I am using Cuda 10 and Pytorch 10 so I don’t think there is a version compatibility issue.
When I do “torch.cuda.is_available()” it tells me “True” and I can see that Pytorch is able to find my GPU.
Therefore, I am wondering is there is an issue with the code ? Here are the two parts where the problem might be but I am not able to find it :
In the general settings, I put 1 to say 1 GPU even if the ID of my GPU is 0 :
parser.add_argument('--n_gpu', type=int, default=1) # for Multi-GPU training.
And also here :
class trainer:
def __init__(self, config):
self.config = config
if torch.cuda.is_available():
self.use_cuda = True
torch.set_default_tensor_type('torch.cuda.FloatTensor')
else:
self.use_cuda = False
torch.set_default_tensor_type('torch.FloatTensor')
self.nz = config.nz
self.optimizer = config.optimizer
self.resl = 2 # we start from 2^2 = 4
self.lr = config.lr
self.eps_drift = config.eps_drift
self.smoothing = config.smoothing
self.max_resl = config.max_resl
self.trns_tick = config.trns_tick
self.stab_tick = config.stab_tick
self.TICK = config.TICK
self.globalIter = 0
self.globalTick = 0
self.kimgs = 0
self.stack = 0
self.epoch = 0
self.fadein = {'gen':None, 'dis':None}
self.complete = {'gen':0, 'dis':0}
self.phase = 'init'
self.flag_flush_gen = False
self.flag_flush_dis = False
self.flag_add_noise = self.config.flag_add_noise
self.flag_add_drift = self.config.flag_add_drift
# network and cirterion
self.G = net.Generator(config)
self.D = net.Discriminator(config)
print ('Generator structure: ')
print(self.G.model)
print ('Discriminator structure: ')
print(self.D.model)
self.mse = torch.nn.MSELoss()
if self.use_cuda:
self.mse = self.mse.cuda()
torch.cuda.manual_seed(config.random_seed)
if config.n_gpu==1:
self.G = torch.nn.DataParallel(self.G).cuda(device=0)

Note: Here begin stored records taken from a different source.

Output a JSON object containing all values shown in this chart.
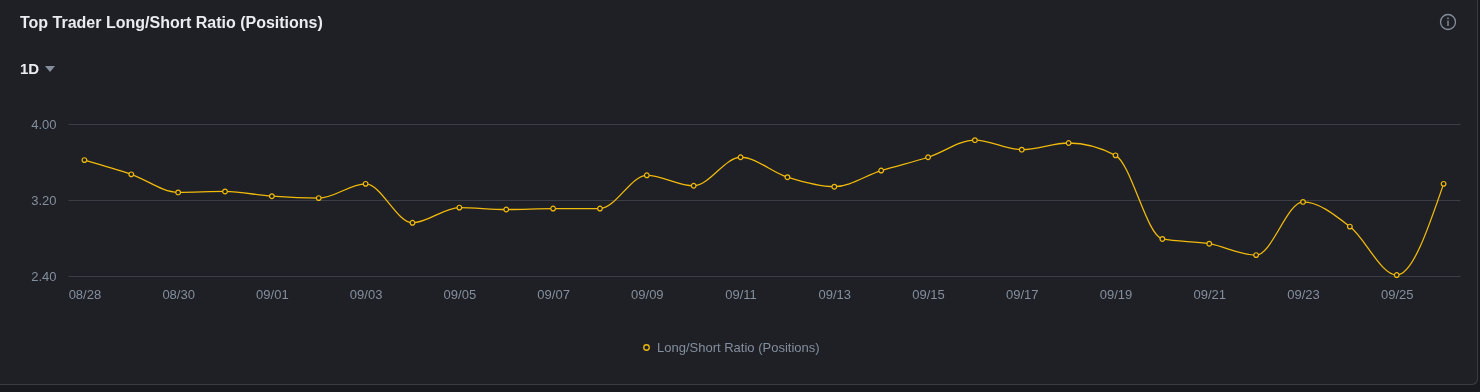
{
  "chart_data": {
    "type": "line",
    "title": "Top Trader Long/Short Ratio (Positions)",
    "annotations": [
      "1D"
    ],
    "categories": [
      "08/28",
      null,
      "08/30",
      null,
      "09/01",
      null,
      "09/03",
      null,
      "09/05",
      null,
      "09/07",
      null,
      "09/09",
      null,
      "09/11",
      null,
      "09/13",
      null,
      "09/15",
      null,
      "09/17",
      null,
      "09/19",
      null,
      "09/21",
      null,
      "09/23",
      null,
      "09/25",
      null
    ],
    "series": [
      {
        "name": "Long/Short Ratio (Positions)",
        "color": "#f0b90b",
        "values": [
          3.62,
          3.47,
          3.28,
          3.29,
          3.24,
          3.22,
          3.37,
          2.96,
          3.12,
          3.1,
          3.11,
          3.11,
          3.46,
          3.35,
          3.65,
          3.44,
          3.34,
          3.51,
          3.65,
          3.83,
          3.73,
          3.8,
          3.67,
          2.79,
          2.74,
          2.62,
          3.18,
          2.92,
          2.41,
          3.37
        ]
      }
    ],
    "ylim": [
      2.4,
      4.0
    ],
    "yticks": [
      {
        "value": 2.4,
        "label": "2.40"
      },
      {
        "value": 3.2,
        "label": "3.20"
      },
      {
        "value": 4.0,
        "label": "4.00"
      }
    ],
    "grid": "y",
    "legend": "bottom",
    "marker": "circle"
  }
}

self.D = torch.nn.DataParallel(self.D).cuda(device=0)
else:
gpus = []
for i in range(config.n_gpu):
gpus.append(i)
self.G = torch.nn.DataParallel(self.G, device_ids=gpus).cuda()
self.D = torch.nn.DataParallel(self.D, device_ids=gpus).cuda()
Last information : I am doing all of that on Windows.
Thank you a lot for your help, I am trying to figure out what’s wrong since weeks without finding the right answer.